Second, onto Narrative 2; "UNIX vs IDE culture" is just plain wrong as there are many popular full featured IDEs that work on UNIX-like operating systems (Eclipse is probably the most popular). I develop cross platform application and regularly use both Windows & Linux. I personally prefer to use a powerful text editor instead of a full blown IDE. And that's all it is; a personal preference. I hear arguments from the other side (the IDE guys)all the time, saying that I should just use notepad and that I can't possibly be productive, but you really have to understand UNIX culture and history to get our workflow. We use small tools that do specific jobs very well. Using one large tool for everything goes against the way we have been working for decades, and for us is ultimately unproductive.
As per IDLE, it's more a proof of concept than anything else. It is not a robust editor that receives frequent updates. It is quite outdated and has many known bugs and limitations which is why the vast majority of Python developers don't recommend it.
Lastly, Narrative 3. The "real developers" are the people making real-world applications that are used on a daily basis, that much should be obvious. You ask who gets to make that decision. WE DO! Developers build communities, we know each other, and we know who the key contributors are.
The problem that we are having with "Visual Programming" is that we currently have out tried and true traditional method for building software that clearly works. Along comes non-programmers and less savvy programmers who are saying that our methods are broken/too complex/incomplete and that programming should be easy and visual. Visual programming is an interesting concept and has its uses, but until it has demonstrated clear value or advantages over our current methods, there's no reason for us to want to switch.
LittleBigPlanet: Good point, its a really a great example and more people who want to advocate Visual Development should reference it.
Your last comment is truly out of line; both insulting and incredibly ignorant. As you sit at your computer making this blog post, that will be sent as packets through many computers, to get to a server cluster which will then share the information with people all around the world you have audacity to imply that the art of creating software is still in the prototyping stage?
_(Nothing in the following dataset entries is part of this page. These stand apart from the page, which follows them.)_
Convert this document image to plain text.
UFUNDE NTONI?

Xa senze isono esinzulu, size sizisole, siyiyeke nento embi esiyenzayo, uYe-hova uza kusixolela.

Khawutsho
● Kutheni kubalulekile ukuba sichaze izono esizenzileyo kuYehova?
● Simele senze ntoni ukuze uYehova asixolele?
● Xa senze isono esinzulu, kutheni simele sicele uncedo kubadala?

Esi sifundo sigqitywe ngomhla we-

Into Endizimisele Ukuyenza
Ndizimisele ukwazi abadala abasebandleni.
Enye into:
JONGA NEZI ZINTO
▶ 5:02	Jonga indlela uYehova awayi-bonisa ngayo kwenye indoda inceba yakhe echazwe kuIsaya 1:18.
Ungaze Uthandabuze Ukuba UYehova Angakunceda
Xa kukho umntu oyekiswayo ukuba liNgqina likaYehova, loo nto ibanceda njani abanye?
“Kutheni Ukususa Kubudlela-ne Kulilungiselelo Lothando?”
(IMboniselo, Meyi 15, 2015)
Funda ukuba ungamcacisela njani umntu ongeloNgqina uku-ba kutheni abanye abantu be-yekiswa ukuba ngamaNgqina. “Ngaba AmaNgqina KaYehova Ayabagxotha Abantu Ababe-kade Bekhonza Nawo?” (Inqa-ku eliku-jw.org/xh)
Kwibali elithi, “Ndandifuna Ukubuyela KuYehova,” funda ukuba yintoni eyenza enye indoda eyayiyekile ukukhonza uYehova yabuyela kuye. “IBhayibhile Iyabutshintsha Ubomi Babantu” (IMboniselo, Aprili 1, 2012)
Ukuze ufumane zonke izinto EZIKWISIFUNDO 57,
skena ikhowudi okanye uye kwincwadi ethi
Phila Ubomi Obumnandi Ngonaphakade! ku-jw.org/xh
Did you even think before you made that comment? You have just downplayed decades of work by millions of people with out whom you wouldn't even be able to make this blog post. That sir, is truly disgusting.
The TL;DR crowd wants everything to be on YouTube.
But who built YouTube?
What sort of documentation supports the operation of YouTube?
How much information can be conveyed effectively by colors, shades, and shapes?
Food for thought.
I find this to be a specious argument. Many kids of my generation, going to middle school in the early 90s, started out writing BASIC programs on the outdated but ubiquitous Apple IIe. We didn't have the tools to write software for the newer Macs or PCs in the computer lab, but that didn't stop us from experimenting and having fun. We didn't even have the manual to the BASIC interpreter, and the Internet hadn't been invented yet. We had to learn the BASIC command syntax by word of mouth, and peeked and poked our way to interesting results. We took strange, complex machines, learned their secrets, and gained control of them. We were no longer users, we were programmers. The wall is what makes you climb, and when you learn to love climbing then no wall can stop you.